そして、それがが過去に対する、せめてもの罪滅ぼしになるのではないか。
そう思うにいたったのです。
 
 
◆消費者は被害者か
 
しかし、だからといって、「添加物は完全に悪か」というとそうではありません。
私たちは多かれ少なかれ、添加物の「恩恵」をきちんと受けているからです。
 
添加物を使ってコストを下げれば、製造メーカーの利益は上がります。
先ほども紹介したように、添加物を使えば、「職人技」も要らずに、安くて均一な「商品」をコンスタントに、しかも楽に作ることができます。
 
それを売る側のスーパーだって、「恩恵」を受けています。
そういう安価な食品を仕入れることができるからこそ、目玉商品として特売が打て、売り上げが伸びるのです。
 
消費者だって、それは同じ。
見た目がきれいで、おいしくて、便利なものが買える。
しかも一度買ったものは、なかなか腐らない。
忙しいときは、本来なら2時間かけて作る食事を5分で済ませることができる。
それはまぎれもなく、食品添加物のおかげです。
 
一見、誰も間違っていない、どんな法も犯していない正しい経済行動です。
しかし――と私は思うのです――そんな食品添加物にまつわる現状を消費者は全く知りません。
 
添加物がどの食品にどれくらい使われているか、その実態を消費者は知りようがない。
つまり、十分な「情報公開」がなされていない。
それこそが問題だと思うのです。
 
「ラベルに表示がされているではないか」
そういう人がいるかもしれませんが、次章以降を読んでいただければおわかりのように、ラベルだけでは読み取れない、見えない「裏側」がたくさんあるのです。
 
だからこそ、食品添加物をはじめとする「食についての情報公開」が必要なのです。
情報さえオープンにされていれば、何を選ぶかは消費者の自由です。
しかし、現状ではそれができない。
 
「一流メーカーが、危ない添加物を食品に使っているわけがない」
「変なものがコンビニで売られているはずがない」
そう信じて、膨大な添加物をとっている人がどれほど多いことでしょうか。
 
その「裏側」を知ると絶対に食べたくないと思う食品を何も知らずに食べている人が、いったいどれほどいるでしょうか。
そこを私は問題にしたいのです。
 
ただ、では何も知らされていない消費者は完全に被害者かというと、繰り返しになりますが、必ずしもそうではないのです。

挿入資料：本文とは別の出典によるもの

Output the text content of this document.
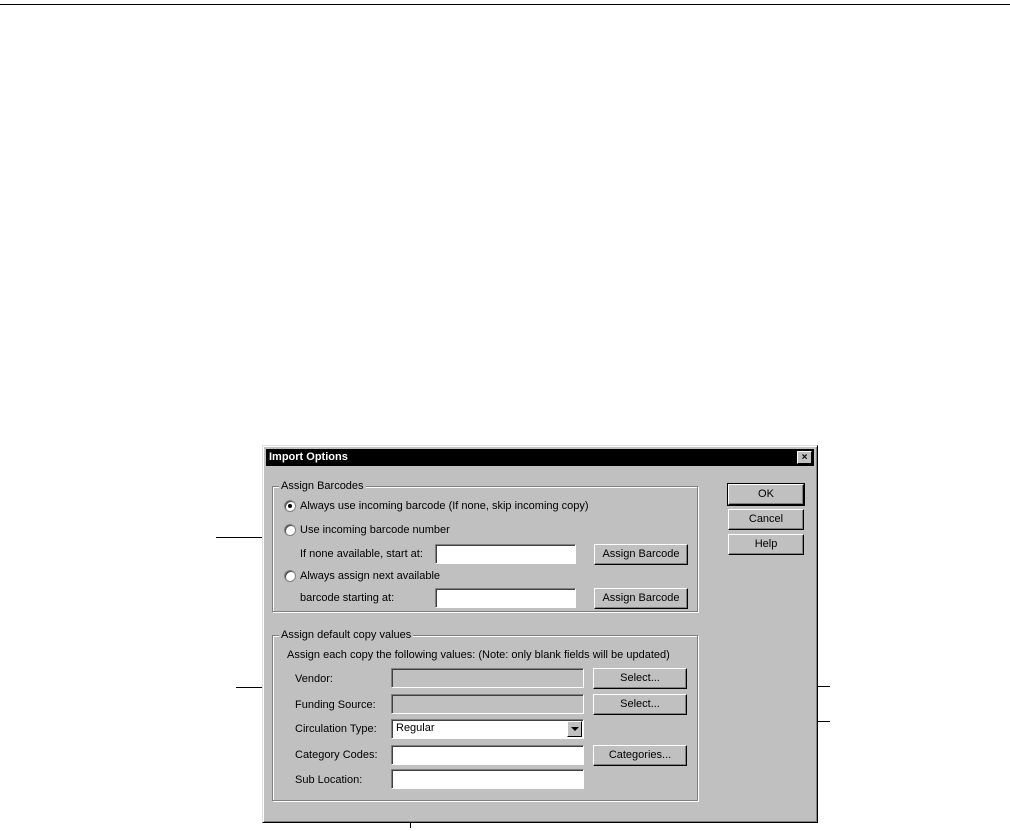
Import Options	×
Assign Barcodes
Always use incoming barcode (If none, skip incoming copy)
Use incoming barcode number
If none available, start at:	Assign Barcode
Always assign next available
barcode starting at:	Assign Barcode
OK
Cancel
Help
Assign default copy values
Assign each copy the following values: (Note: only blank fields will be updated)
Vendor:	Select...
Funding Source:	Select...
Circulation Type:	Regular
Category Codes:	Categories...
Sub Location:
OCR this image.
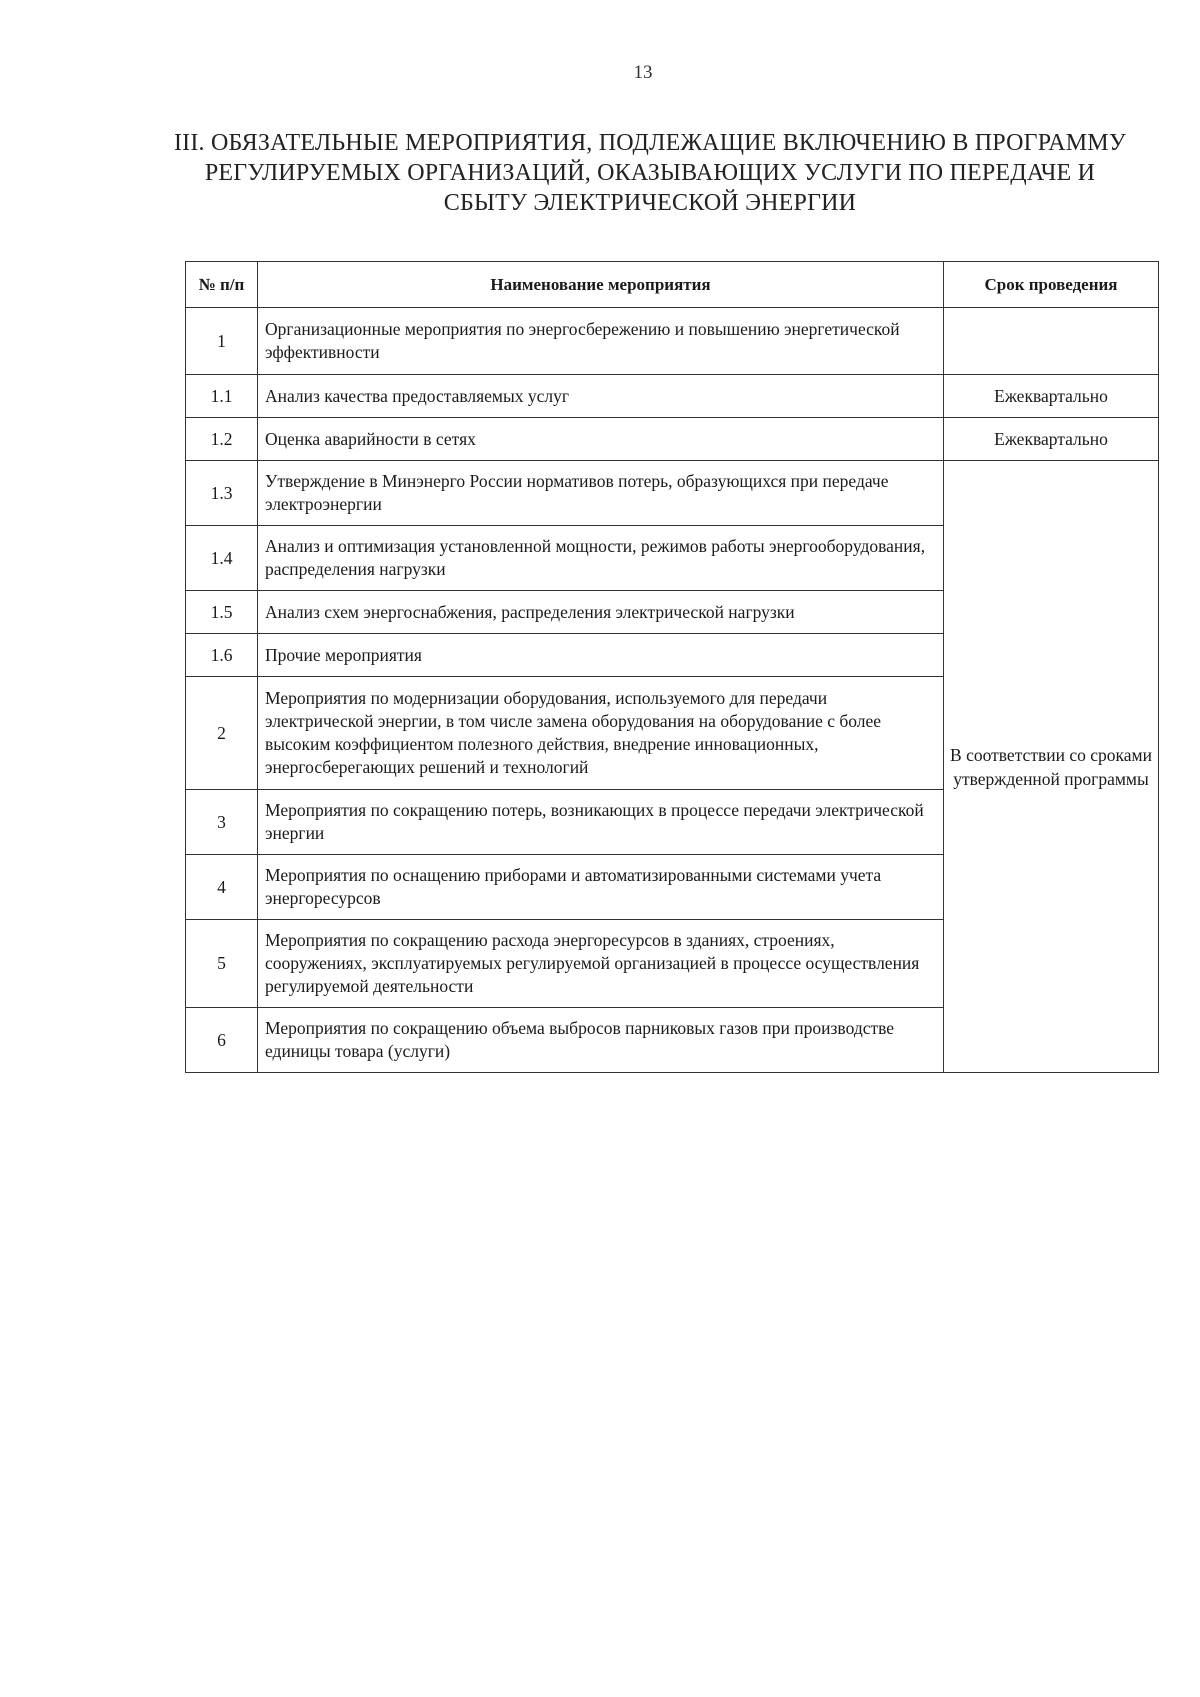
13
III. ОБЯЗАТЕЛЬНЫЕ МЕРОПРИЯТИЯ, ПОДЛЕЖАЩИЕ ВКЛЮЧЕНИЮ В ПРОГРАММУ
РЕГУЛИРУЕМЫХ ОРГАНИЗАЦИЙ, ОКАЗЫВАЮЩИХ УСЛУГИ ПО ПЕРЕДАЧЕ И
СБЫТУ ЭЛЕКТРИЧЕСКОЙ ЭНЕРГИИ
№ п/п	Наименование мероприятия	Срок проведения
1	Организационные мероприятия по энергосбережению и повышению энергетической эффективности	
1.1	Анализ качества предоставляемых услуг	Ежеквартально
1.2	Оценка аварийности в сетях	Ежеквартально
1.3	Утверждение в Минэнерго России нормативов потерь, образующихся при передаче электроэнергии	В соответствии со сроками утвержденной программы
1.4	Анализ и оптимизация установленной мощности, режимов работы энергооборудования, распределения нагрузки	
1.5	Анализ схем энергоснабжения, распределения электрической нагрузки	
1.6	Прочие мероприятия	
2	Мероприятия по модернизации оборудования, используемого для передачи электрической энергии, в том числе замена оборудования на оборудование с более высоким коэффициентом полезного действия, внедрение инновационных, энергосберегающих решений и технологий	
3	Мероприятия по сокращению потерь, возникающих в процессе передачи электрической энергии	
4	Мероприятия по оснащению приборами и автоматизированными системами учета энергоресурсов	
5	Мероприятия по сокращению расхода энергоресурсов в зданиях, строениях, сооружениях, эксплуатируемых регулируемой организацией в процессе осуществления регулируемой деятельности	
6	Мероприятия по сокращению объема выбросов парниковых газов при производстве единицы товара (услуги)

安くて便利ならばと、何の問題意識も持たずに食品を買う消費者の側にも責任はあるのです。
 
消費者が少しでも「安いもの」「便利なもの」「見かけがきれいなもの」を求めるからこそ、作り手はそれに応じるしかないという現実もあるのです。
 
製造者、販売者、消費者――この三者は、立場は違っているけれども、じつはみんな添加物を容認し、支持しているのです。
 
しかし現状では、どの食品にどの添加物を使うかという判断が、つくる者、売る者、買う者という三者の「共通項」ではない。
そこに問題があると私はいっているのです。
 
だからいまこそ、食品添加物の情報や、食品がどのように作られているのかといった「裏側」まで、情報を公開していくべきなのです。
すべてを知ったうえで選ぶのは消費者です。
私はそのための「添加物の翻訳者」たるべく努力していくつもりです。